A pretty good argument.

But also based more than a little by playing on our emotions. “He brought Arsenal back to prominence; he in many ways made the Premier League the hard-running competition it is today.” We owe him.

So, the flip side. “Arsene needs to go.”

–Arsenal long ago went stale. What was once revolutionary is now reactionary. Wenger’s breakthrough methods have been embraced by all sorts of teams and done better by many — including Barcelona and, now, Tottenham.

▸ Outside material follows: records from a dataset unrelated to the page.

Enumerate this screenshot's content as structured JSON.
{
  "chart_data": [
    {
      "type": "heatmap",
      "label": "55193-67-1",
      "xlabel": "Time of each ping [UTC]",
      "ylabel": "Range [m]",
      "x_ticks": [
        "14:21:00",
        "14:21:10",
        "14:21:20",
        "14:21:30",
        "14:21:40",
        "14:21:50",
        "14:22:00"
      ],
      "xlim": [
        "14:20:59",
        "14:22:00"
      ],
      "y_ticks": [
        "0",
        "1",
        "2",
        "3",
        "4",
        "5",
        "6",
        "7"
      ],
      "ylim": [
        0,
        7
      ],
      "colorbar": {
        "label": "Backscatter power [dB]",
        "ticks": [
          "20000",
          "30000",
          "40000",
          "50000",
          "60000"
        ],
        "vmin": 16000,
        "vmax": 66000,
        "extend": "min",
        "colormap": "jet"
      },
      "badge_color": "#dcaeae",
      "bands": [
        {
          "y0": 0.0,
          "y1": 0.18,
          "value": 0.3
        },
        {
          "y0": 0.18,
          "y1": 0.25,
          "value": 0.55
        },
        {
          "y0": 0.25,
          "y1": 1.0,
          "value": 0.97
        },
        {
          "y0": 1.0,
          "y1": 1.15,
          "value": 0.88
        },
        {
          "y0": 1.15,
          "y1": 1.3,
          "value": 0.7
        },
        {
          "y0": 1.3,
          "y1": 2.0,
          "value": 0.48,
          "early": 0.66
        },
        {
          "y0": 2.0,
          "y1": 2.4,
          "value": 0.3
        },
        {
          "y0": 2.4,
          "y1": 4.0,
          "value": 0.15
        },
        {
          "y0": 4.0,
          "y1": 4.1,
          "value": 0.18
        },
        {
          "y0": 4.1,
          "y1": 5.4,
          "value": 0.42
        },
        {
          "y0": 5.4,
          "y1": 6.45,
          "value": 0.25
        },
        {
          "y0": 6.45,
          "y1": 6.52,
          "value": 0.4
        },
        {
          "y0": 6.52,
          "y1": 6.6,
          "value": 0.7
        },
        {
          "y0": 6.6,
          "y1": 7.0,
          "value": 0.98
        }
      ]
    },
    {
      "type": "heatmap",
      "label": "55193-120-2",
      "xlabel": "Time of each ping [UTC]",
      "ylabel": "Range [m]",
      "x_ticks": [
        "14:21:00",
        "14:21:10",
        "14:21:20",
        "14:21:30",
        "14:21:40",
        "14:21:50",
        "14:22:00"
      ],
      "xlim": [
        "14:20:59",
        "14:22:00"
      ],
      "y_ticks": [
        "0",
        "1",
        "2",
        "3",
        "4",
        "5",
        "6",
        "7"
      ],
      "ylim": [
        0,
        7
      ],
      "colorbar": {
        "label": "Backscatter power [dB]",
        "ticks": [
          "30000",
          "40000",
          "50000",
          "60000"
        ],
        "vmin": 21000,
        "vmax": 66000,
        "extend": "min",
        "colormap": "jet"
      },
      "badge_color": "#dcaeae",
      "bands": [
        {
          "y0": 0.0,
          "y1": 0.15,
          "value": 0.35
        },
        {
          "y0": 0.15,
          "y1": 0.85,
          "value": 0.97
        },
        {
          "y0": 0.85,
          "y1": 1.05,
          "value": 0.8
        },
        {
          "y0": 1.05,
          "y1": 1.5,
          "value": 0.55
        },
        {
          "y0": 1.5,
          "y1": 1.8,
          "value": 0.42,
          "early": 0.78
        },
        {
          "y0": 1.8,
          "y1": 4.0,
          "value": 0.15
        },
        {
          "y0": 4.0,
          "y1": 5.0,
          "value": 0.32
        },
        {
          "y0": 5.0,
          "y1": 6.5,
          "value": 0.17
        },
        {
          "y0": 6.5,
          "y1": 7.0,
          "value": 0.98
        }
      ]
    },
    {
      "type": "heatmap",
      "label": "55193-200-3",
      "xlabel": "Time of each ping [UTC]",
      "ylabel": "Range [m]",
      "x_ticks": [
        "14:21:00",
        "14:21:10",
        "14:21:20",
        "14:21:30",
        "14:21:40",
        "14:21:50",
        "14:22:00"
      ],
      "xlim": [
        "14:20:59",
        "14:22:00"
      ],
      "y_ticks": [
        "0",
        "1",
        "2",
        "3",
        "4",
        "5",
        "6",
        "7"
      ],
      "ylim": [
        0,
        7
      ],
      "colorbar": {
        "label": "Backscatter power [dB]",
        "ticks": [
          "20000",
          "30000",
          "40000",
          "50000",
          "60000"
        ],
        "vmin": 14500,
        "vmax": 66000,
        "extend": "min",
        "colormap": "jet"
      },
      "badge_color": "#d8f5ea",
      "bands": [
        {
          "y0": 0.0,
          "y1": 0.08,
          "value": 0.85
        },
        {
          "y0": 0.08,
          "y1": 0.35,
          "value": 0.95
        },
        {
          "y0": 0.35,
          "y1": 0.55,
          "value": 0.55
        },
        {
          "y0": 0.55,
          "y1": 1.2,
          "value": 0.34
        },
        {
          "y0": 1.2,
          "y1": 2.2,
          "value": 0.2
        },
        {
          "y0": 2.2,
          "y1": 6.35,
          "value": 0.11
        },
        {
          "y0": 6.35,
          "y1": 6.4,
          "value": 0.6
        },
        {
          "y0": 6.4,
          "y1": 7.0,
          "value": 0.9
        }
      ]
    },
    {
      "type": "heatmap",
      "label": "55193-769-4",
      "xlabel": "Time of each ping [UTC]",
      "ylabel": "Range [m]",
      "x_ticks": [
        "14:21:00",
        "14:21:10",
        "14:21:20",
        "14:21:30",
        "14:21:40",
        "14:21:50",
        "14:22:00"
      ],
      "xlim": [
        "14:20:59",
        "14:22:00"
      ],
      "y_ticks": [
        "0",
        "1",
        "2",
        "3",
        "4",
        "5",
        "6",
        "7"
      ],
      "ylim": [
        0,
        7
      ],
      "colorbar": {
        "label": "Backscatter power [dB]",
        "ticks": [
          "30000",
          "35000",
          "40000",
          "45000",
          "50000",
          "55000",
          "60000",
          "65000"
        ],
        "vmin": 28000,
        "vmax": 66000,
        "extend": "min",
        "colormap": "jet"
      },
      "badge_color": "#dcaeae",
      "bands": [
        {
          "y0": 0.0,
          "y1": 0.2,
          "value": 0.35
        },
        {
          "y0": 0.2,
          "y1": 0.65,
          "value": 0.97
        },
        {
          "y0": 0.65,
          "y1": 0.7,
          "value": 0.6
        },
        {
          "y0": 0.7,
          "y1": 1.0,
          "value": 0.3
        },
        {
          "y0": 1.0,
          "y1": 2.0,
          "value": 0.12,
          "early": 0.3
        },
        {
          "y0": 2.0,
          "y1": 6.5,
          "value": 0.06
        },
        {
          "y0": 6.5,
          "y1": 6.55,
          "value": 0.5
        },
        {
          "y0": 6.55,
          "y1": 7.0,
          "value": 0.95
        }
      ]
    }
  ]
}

–At some point, in a variation of the point (above), Wenger turned his preferences for stylish soccer into a fetish. The club seemed to endorse tidy passing even if it came at the expense of goals — or even shots on goal. It was art for art’s sake when it needed to be “art for victory’s sake.” Arsenal came to be seen as Fancy Dans who preferred a non-contact game.

–Despite the occasional FA Cup (three since 2005), over the past 12 years (with a chance for one more, on Saturday), Arsenal has never seemed likely to win the league nor make a sustained run in the Champions League, over the past decade.

It is like Wenger’s goals now are “participation” trophies. Running near the top of the table, but no risk to win the league. (Not since 2004, anyway). They are in the Champions League, but they have zero chance of getting to the final. This is why Jose Mourinho once called Wenger: “A specialist in failure” — which stung but also hit close to home. The reality is, Arsenal scares none of the Premier League’s best and is no longer considered one of Europe’s top sides; the club now loses players to clubs that really are “big”. Which should not be the case for a club with the most expensive tickets in world football.

–Wenger will be 67 next season, and yet the club allows him to make nearly all personnel decisions as well as all coaching decisions. Shouldn’t some of that authority be shared with someone else? And if Wenger is not ready for that, maybe it is time for someone else (chief executive Ivan Gazidis or club owner Stan Kroenke — yes, the man who owns the Rams) to help him see the wisdom in that.

–And isn’t changing him in this offseason the best time to start the first day of the rest of  the club’s life? This is perhaps the most pressing reason to make a change. It is coming, the change. Whether it is next week or three years from now.

Meantime, will the club, under Wenger’s leadership, suddenly contend for a championship next season? Can they win the league? Can they get to the Champions League semifinals? Can they recruit game-changing players and keep the few (Alexis Sanchez is about it) they already have?

That all seems unlikely, and more than a few Arsenal fans have reached a point where (they say) they would accept a season or two deeper in the top 10 of the league — as long as they know a potential championship is looming.

I chose to be an Arsenal fan, in part, because I was in a press box in the summer of 2009, at a France-Romania World Cup qualifier in Paris, when I saw a tall, distinguished-looking French gentlemen speaking with English reporters.

Eventually I figured out: That’s Arsene Wenger. Seems like a really nice, polite guy.

From that day, I was an Arsenal fan, though I did not accept it for another years or so.

But now, nearly a decade later, the coach who lured me into the Arsenal camp needs to walk away before he oversees more damage to everything he built up.

It is tie. Even if Arsene and Arsenal, names listed one above the other in the Premier League directory, defeat Chelsea to win the FA Cup on Saturday. I hope they do, but it will not change my mind about the need for change.